Around a decade ago, Keats-Jaskoll began to notice a worrying trend in Beit Shemesh, the Jerusalem suburb where she’s raising a family.

“In Beit Shemesh, we started to see that women and girls were slowly disappearing from billboards, posters, health clinic ads, and my daughters, who were seven and ten at the time, were asked to sit in the back of the bus because that’s where girls belong,” she told ILTV.

Noting that Jewish law does not require that women be hidden from public view, she explained that “first of all, we divide between what is religion, and what is culture, what is Halacha, and what is a social norm.

“It is most certainly not Halacha to erase women’s images, and nowadays, because so many kids have grown up with the idea that a woman’s picture can’t be seen…you now have religious men and boys tearing down posters, defacing them…and that’s actually Halachically not okay,” she told ILTV.
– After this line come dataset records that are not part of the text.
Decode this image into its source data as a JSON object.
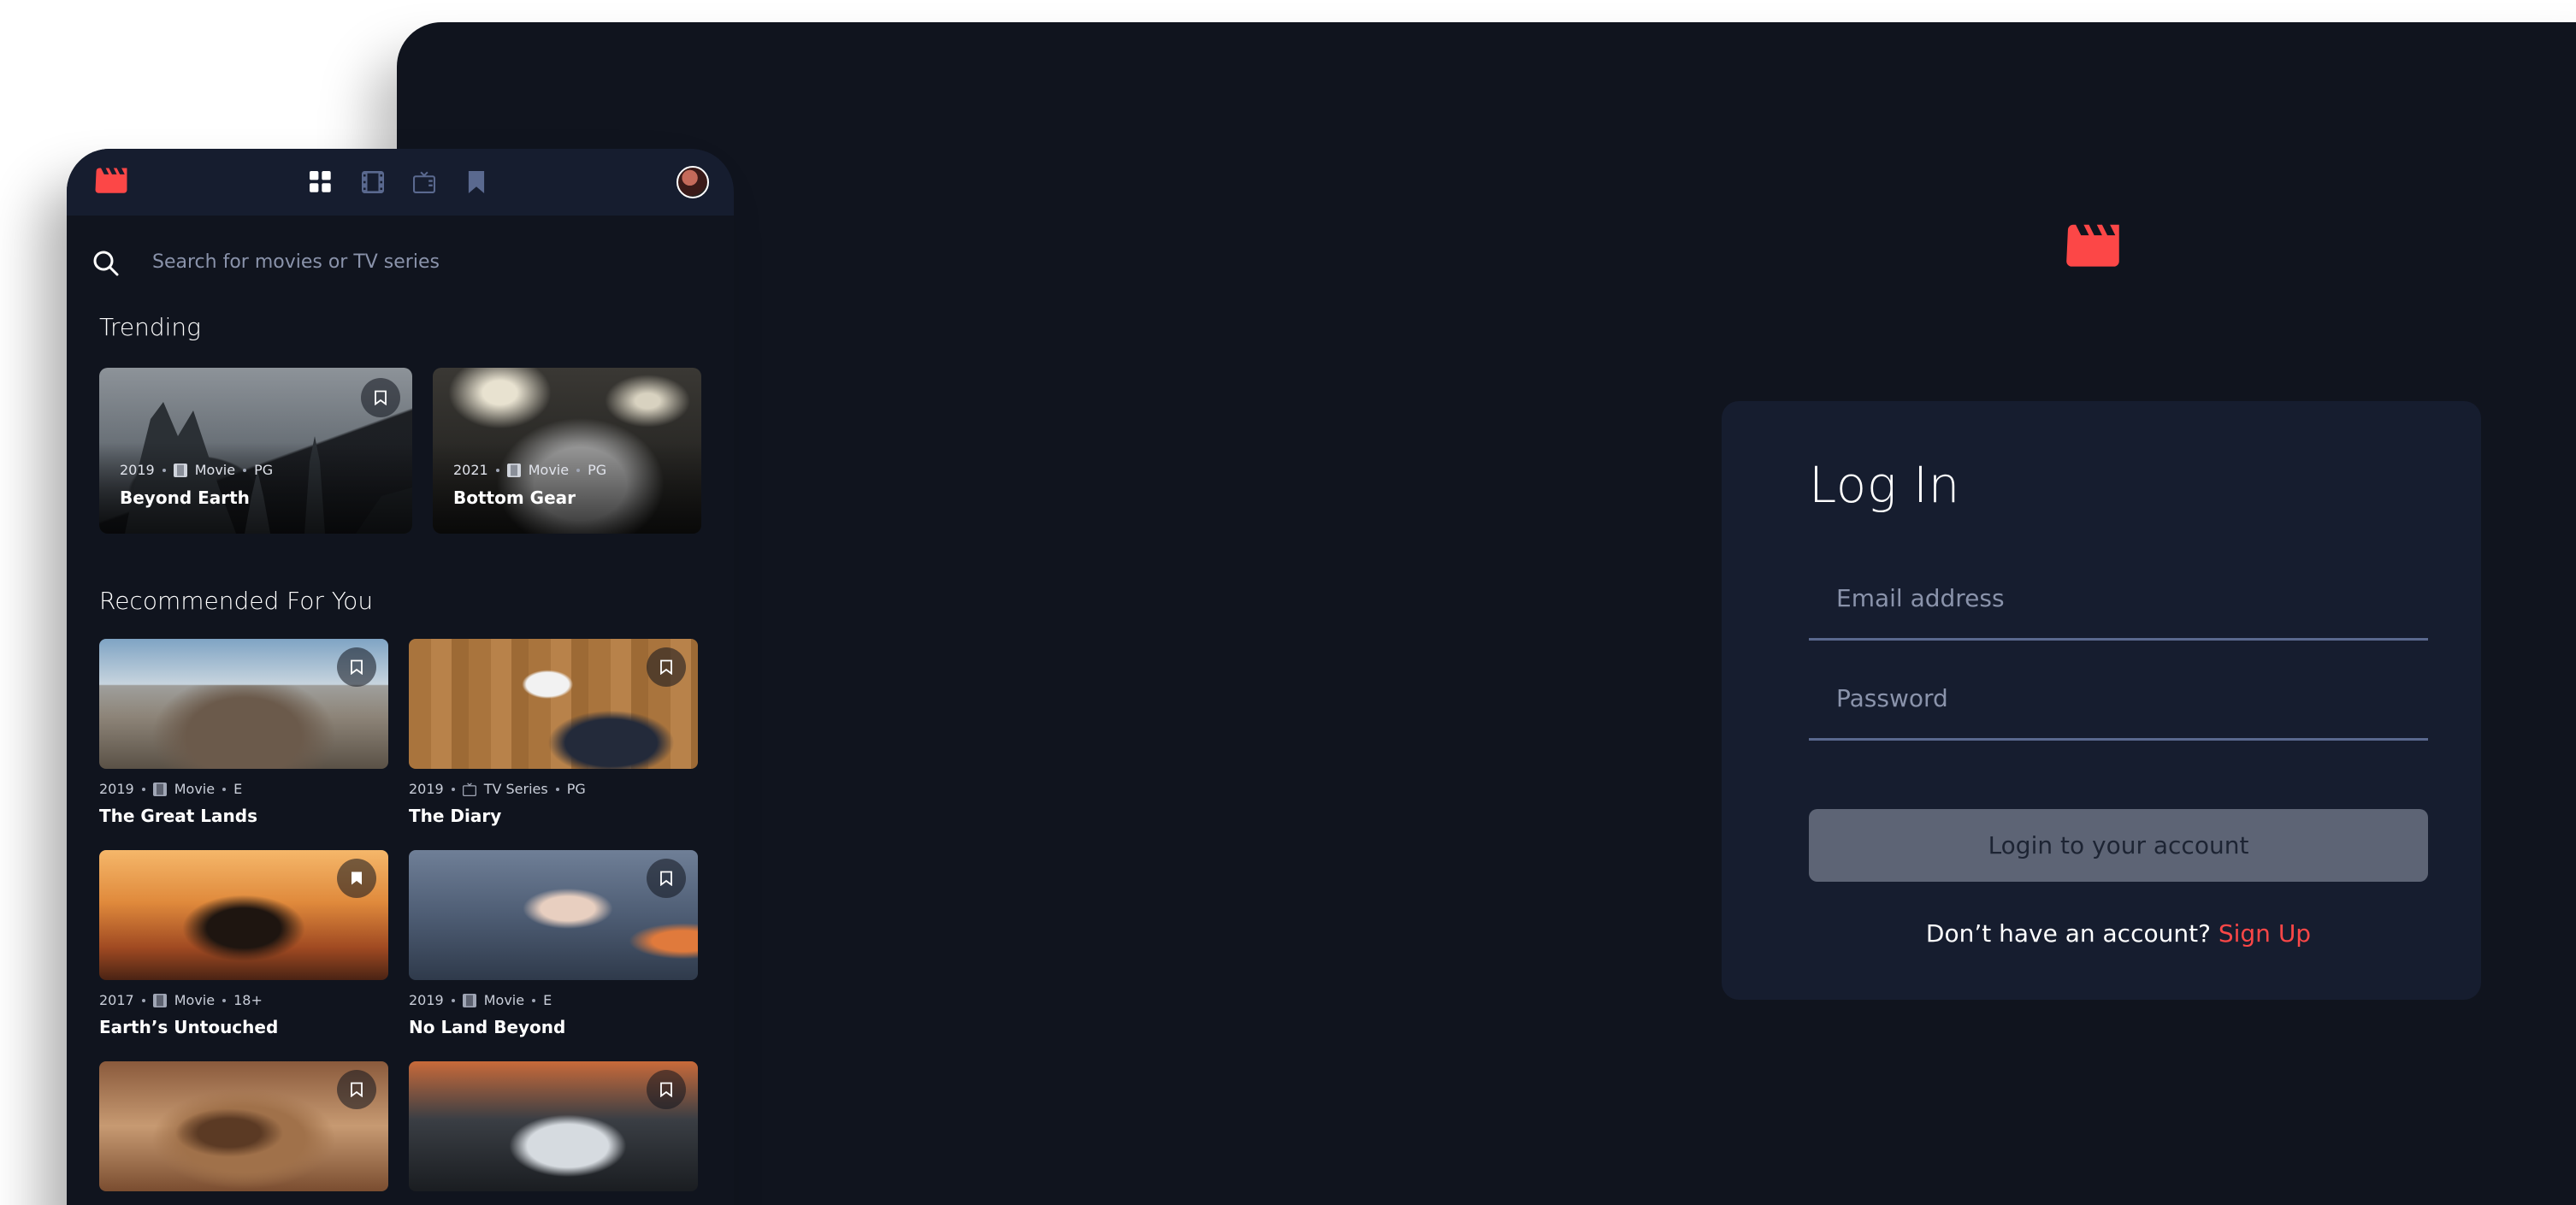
{
  "mobile": {
    "search_placeholder": "Search for movies or TV series",
    "trending_title": "Trending",
    "recommended_title": "Recommended For You",
    "trending": [
      {
        "year": "2019",
        "category": "Movie",
        "rating": "PG",
        "title": "Beyond Earth"
      },
      {
        "year": "2021",
        "category": "Movie",
        "rating": "PG",
        "title": "Bottom Gear"
      }
    ],
    "recommended": [
      {
        "year": "2019",
        "category": "Movie",
        "rating": "E",
        "title": "The Great Lands"
      },
      {
        "year": "2019",
        "category": "TV Series",
        "rating": "PG",
        "title": "The Diary"
      },
      {
        "year": "2017",
        "category": "Movie",
        "rating": "18+",
        "title": "Earth’s Untouched"
      },
      {
        "year": "2019",
        "category": "Movie",
        "rating": "E",
        "title": "No Land Beyond"
      },
      {
        "year": "",
        "category": "",
        "rating": "",
        "title": ""
      },
      {
        "year": "",
        "category": "",
        "rating": "",
        "title": ""
      }
    ]
  },
  "login": {
    "title": "Log In",
    "email_placeholder": "Email address",
    "password_placeholder": "Password",
    "button_label": "Login to your account",
    "signup_prompt": "Don’t have an account?",
    "signup_link": "Sign Up"
  },
  "icons": {
    "logo": "film-clapper-icon",
    "nav": [
      "grid-home-icon",
      "film-icon",
      "tv-icon",
      "bookmark-icon"
    ],
    "search": "search-icon",
    "bookmark": "bookmark-icon"
  },
  "colors": {
    "background": "#10141e",
    "surface": "#161d2f",
    "accent": "#fc4747",
    "muted": "#5a698f",
    "white": "#ffffff"
  }
}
The idea that women should not be seen in public ”has created what we see as a detrimental trend in Orthodox society, where people are losing focus of what’s really important…we’re trying to bring back normalcy.”

Mentioning that she has three sons, Keats-Jaskoll said that preventing normal interactions between boys and girls can end up being detrimental to men.

“We’ve done research…and when boys and men are not normally exposed to women and girls, it’s just not good.”